The New York Mets' 4-3, walk-off victory yesterday over the Washington Nationals showed me something. The Mets had no business winning that game. Mike Pelfrey got knocked around, the Mets only got four hits off of starter Edwin Jackson and the hitters were just 2-for-11 with runners in scoring position.
However, these are the types of games that, dare I say, "special" teams tend to win. Even if you don't think they're special, these are absolutely the types of games that the Mets of the last few years wouldn't win. There's something about this team that people are overlooking: they believe.
They believe in themselves, they believe in the team concept and they believe in what Terry Collins is doing. Speaking of TC, I absolutely love the man. I don't think they could've hired someone that was more right for the job.
The Mets are right back in action tonight, and I will be very interested to see how they come out after the big win last night. Let's take a look at the three top stars from that game.
If it wasn't for Ramon Ramirez, Daniel Murphy's hit probably wouldn't have been a walk-off. With the game tied at three in the sixth inning, Ramon Ramirez entered the game with runners on first and second, after Miguel Batista had walked both Danny Espinosa and Ryan Zimmerman.
Ramirez didn't flinch. He got Adam Laroche to line out to left field for the first out. This was a case of things just going right when you're rolling. Laroche hit a nice shot down the left-field line, and being a lefty, you figured that was going to drop. However, for whatever reason, Bay was shaded a little towards the line and made a nice running catch to get there.
After that, Jayson Werth grounded into a routine double play (which should be noted was Daniel Murphy's first of the season). Ron Darling, who for anyone listening to the broadcast was essentially clairvoyant all night, predicted this happening.
Another big spot for Ramon Ramirez, another terrific outing. The Mets bullpen has looked flat-out amazing in the early going so far.
Captain Kirk was at it again. Any other game, he probably would've gotten three stars, but that has to go to someone else this time.
Kirk got to the plate with Josh Thole on first and two out in the bottom of the fourth. Edwin Jackson was dealing and the Mets weren't really squaring anything up against him. On a one-two pitch on the inner half, Nieuwenhuis turned on the ball and smacked it over the newly drawn in right field fence for a two-run, game-tying homer. This was, of course, Nieuwenhuis's first career home run.
This was big for the Mets because they didn't score again until the walk-off hit in the ninth inning. If Nieuwenhuis doesn't hit that home run, it's a completely different ball game.
Of course the three stars are going to the man who is quickly becoming everyone's favorite Met.

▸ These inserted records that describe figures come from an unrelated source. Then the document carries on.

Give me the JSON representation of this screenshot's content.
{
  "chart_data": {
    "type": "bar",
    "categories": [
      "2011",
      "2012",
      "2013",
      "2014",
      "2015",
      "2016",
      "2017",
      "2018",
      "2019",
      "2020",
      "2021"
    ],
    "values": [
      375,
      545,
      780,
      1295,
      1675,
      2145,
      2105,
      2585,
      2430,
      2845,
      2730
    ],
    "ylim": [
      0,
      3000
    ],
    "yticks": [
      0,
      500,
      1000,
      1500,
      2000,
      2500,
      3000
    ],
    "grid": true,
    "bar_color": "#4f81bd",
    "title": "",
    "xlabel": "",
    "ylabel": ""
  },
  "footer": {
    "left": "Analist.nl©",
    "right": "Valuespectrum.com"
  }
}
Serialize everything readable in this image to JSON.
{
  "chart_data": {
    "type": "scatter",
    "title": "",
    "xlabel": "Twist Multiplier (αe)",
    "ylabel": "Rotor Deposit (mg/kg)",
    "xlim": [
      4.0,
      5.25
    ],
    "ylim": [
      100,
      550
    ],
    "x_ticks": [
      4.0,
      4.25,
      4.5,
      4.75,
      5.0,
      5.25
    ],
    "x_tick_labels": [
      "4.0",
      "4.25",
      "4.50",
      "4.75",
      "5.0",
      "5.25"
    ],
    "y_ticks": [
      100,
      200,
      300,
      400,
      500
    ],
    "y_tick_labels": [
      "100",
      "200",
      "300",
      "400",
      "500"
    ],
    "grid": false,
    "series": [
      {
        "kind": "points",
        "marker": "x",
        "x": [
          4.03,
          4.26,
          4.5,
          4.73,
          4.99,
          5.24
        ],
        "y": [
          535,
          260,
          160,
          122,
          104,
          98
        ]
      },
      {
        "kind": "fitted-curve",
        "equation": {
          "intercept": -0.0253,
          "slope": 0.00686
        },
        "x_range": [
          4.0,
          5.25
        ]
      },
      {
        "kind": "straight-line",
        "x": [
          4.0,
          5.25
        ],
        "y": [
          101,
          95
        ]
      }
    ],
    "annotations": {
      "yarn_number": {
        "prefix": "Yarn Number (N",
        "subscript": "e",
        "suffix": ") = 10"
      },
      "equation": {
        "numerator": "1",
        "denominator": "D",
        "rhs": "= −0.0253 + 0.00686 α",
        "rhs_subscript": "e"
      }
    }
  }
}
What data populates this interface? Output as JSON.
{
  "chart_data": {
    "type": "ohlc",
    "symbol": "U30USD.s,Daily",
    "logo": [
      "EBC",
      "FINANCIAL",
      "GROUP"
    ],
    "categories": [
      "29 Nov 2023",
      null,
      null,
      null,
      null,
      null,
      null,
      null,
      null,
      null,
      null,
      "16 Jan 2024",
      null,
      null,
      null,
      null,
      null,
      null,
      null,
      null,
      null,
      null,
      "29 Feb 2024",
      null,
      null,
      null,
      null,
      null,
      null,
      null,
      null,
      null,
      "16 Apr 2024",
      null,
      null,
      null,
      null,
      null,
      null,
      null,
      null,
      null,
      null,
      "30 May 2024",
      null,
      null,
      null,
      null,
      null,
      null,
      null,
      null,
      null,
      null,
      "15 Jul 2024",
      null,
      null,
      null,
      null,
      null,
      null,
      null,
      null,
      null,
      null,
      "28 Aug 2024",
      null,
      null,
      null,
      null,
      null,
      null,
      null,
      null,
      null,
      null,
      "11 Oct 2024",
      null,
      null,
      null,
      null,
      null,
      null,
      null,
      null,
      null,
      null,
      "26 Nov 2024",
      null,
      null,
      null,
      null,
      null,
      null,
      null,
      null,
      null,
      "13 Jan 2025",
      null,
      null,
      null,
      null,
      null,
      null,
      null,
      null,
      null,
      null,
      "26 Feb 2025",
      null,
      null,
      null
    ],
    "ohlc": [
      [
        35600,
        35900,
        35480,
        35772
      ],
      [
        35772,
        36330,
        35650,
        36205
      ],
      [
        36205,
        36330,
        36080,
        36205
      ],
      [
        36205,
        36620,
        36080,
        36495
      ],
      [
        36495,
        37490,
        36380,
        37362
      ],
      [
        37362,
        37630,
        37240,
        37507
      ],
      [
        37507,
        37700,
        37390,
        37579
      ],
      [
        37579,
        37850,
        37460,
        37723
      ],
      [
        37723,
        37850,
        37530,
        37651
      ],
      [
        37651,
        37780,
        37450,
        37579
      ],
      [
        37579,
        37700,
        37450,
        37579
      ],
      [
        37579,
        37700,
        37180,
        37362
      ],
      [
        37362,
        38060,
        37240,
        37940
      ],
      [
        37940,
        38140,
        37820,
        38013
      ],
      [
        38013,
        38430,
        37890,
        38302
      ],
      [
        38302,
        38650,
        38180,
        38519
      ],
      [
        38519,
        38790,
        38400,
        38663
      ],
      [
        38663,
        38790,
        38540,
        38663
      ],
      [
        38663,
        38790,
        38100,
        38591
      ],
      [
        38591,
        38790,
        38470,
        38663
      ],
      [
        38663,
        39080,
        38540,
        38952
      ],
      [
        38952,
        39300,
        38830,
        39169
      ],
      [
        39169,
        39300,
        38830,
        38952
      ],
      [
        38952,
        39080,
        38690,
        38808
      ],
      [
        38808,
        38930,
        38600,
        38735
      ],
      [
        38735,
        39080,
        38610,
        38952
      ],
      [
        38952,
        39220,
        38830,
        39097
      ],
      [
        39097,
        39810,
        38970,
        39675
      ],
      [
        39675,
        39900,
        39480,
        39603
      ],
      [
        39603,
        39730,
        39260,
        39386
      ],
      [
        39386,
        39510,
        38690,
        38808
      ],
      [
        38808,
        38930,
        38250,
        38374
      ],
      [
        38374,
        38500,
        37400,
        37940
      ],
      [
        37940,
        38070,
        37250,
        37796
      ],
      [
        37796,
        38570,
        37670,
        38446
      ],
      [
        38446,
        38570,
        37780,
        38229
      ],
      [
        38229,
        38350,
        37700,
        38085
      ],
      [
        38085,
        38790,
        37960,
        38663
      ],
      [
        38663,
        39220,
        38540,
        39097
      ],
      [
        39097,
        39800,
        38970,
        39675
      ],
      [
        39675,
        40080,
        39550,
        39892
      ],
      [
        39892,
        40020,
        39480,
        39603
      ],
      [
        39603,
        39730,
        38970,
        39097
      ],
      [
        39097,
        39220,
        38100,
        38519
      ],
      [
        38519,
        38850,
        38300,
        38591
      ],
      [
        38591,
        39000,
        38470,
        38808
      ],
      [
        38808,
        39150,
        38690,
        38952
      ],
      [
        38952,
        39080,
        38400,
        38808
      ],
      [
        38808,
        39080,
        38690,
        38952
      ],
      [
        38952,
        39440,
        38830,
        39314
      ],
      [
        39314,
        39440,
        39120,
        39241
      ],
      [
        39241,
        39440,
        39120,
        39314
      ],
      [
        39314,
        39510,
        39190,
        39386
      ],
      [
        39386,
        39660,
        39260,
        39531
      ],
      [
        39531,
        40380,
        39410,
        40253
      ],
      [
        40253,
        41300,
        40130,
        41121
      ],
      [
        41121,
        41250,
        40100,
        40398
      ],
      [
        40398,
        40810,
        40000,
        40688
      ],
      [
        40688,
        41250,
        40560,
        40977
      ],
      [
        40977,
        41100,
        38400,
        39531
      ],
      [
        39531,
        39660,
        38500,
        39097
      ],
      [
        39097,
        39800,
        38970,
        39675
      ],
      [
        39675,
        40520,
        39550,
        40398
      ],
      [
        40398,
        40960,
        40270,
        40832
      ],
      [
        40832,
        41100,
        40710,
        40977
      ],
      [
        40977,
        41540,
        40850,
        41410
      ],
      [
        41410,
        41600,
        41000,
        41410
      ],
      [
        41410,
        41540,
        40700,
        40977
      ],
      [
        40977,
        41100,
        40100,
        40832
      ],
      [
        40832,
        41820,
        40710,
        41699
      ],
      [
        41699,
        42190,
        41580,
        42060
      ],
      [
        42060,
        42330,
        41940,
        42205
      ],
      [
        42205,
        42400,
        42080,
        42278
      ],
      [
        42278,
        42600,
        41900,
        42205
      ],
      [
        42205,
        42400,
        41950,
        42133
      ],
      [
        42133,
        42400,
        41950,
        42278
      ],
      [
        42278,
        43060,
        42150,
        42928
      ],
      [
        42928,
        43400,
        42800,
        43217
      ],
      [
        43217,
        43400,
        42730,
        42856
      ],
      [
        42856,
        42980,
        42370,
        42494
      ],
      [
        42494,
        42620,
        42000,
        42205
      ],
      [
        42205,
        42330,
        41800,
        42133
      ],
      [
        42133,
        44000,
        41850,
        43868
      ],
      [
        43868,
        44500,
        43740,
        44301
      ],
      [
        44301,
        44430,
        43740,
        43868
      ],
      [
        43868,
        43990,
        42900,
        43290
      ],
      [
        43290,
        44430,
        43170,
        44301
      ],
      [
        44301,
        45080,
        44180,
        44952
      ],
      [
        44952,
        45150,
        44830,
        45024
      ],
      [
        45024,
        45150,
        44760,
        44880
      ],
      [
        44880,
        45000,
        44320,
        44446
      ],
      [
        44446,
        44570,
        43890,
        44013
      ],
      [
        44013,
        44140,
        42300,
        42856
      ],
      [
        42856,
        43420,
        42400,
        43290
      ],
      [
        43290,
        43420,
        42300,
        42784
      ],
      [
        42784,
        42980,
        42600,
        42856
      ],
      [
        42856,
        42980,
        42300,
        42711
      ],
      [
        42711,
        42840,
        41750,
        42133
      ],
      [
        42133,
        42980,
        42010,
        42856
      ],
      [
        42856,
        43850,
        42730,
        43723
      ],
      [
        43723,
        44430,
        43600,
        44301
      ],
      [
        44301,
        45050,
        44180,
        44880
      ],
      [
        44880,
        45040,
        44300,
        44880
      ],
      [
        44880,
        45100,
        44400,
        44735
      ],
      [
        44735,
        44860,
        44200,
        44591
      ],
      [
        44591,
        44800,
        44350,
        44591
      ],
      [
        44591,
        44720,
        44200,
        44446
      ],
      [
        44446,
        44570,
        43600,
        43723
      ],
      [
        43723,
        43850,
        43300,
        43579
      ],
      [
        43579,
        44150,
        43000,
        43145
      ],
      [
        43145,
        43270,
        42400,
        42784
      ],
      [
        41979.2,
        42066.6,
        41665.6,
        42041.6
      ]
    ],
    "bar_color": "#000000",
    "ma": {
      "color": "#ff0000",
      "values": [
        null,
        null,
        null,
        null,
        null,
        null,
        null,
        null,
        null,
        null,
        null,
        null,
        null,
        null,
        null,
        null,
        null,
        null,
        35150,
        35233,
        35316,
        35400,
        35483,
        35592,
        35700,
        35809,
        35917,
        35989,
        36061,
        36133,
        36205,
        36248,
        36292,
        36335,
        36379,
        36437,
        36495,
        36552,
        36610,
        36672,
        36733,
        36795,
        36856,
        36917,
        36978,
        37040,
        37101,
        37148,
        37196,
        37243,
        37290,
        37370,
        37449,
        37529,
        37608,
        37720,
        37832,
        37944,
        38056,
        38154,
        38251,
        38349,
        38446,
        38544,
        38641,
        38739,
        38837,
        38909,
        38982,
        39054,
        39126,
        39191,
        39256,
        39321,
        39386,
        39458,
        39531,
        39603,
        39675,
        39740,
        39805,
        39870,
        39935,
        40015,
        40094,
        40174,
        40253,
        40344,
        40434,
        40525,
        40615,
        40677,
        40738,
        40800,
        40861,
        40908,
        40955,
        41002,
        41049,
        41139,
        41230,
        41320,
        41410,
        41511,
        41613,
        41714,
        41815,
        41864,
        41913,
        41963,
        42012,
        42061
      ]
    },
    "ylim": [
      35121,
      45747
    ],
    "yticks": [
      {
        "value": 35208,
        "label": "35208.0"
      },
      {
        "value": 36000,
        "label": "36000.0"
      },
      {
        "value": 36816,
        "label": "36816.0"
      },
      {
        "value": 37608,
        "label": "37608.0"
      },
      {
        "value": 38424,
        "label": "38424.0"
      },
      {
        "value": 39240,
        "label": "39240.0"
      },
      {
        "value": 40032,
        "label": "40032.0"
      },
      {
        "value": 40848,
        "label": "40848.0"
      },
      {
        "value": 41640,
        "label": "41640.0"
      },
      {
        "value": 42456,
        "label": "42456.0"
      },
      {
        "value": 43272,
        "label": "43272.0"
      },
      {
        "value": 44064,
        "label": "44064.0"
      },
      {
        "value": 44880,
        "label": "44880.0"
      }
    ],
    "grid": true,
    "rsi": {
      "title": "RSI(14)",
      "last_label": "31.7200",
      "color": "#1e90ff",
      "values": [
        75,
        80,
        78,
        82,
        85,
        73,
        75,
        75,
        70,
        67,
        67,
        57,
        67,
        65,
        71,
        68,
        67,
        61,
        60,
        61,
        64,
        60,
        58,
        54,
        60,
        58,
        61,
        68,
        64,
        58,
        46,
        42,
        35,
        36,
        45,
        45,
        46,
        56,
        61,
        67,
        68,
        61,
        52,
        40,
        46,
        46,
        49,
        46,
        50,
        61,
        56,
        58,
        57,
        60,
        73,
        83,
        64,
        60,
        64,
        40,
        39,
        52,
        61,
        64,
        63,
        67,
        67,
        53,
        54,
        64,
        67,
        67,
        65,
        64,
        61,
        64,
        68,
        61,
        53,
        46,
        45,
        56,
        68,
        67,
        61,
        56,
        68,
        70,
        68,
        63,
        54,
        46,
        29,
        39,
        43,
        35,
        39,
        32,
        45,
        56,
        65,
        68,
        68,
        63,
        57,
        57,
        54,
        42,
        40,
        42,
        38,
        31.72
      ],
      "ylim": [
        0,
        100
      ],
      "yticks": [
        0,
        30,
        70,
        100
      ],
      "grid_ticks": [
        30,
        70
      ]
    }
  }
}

You all obviously know about the walk-off hit, but I want to touch on two things that could be just as important.
The first came with one out in the sixth inning. With runners on first and second, Jayson Werth hit a ball right to Ruben Tejada for as routine of a double play as they come.
Now, this sounds completely unimportant, but Murphy has not turned a double play yet this year and the only one he had a chance on, he literally dropped the ball. However, this time Murphy had great footwork and looked silky smooth in turning the double play.
The second thing was in the top of the ninth inning, with a runner on first and two outs, Ryan Zimmerman hit a hard grounder right back up the middle. It looked, by all means, that it was going into center field for a base hit.
The Nats probably would've had first and third with two outs. However, out of seemingly nowhere, Murphy came diving across the television screen to smother the ball and throw it to Tejada at second base for the final out of the inning.
It only seemed fitting, that with second and third and no outs in the bottom of the ninth, Murphy would be the guy to come to the plate. He smacked a single to right field and Mike Baxter scored the winning run, and the Mets went to 4-0.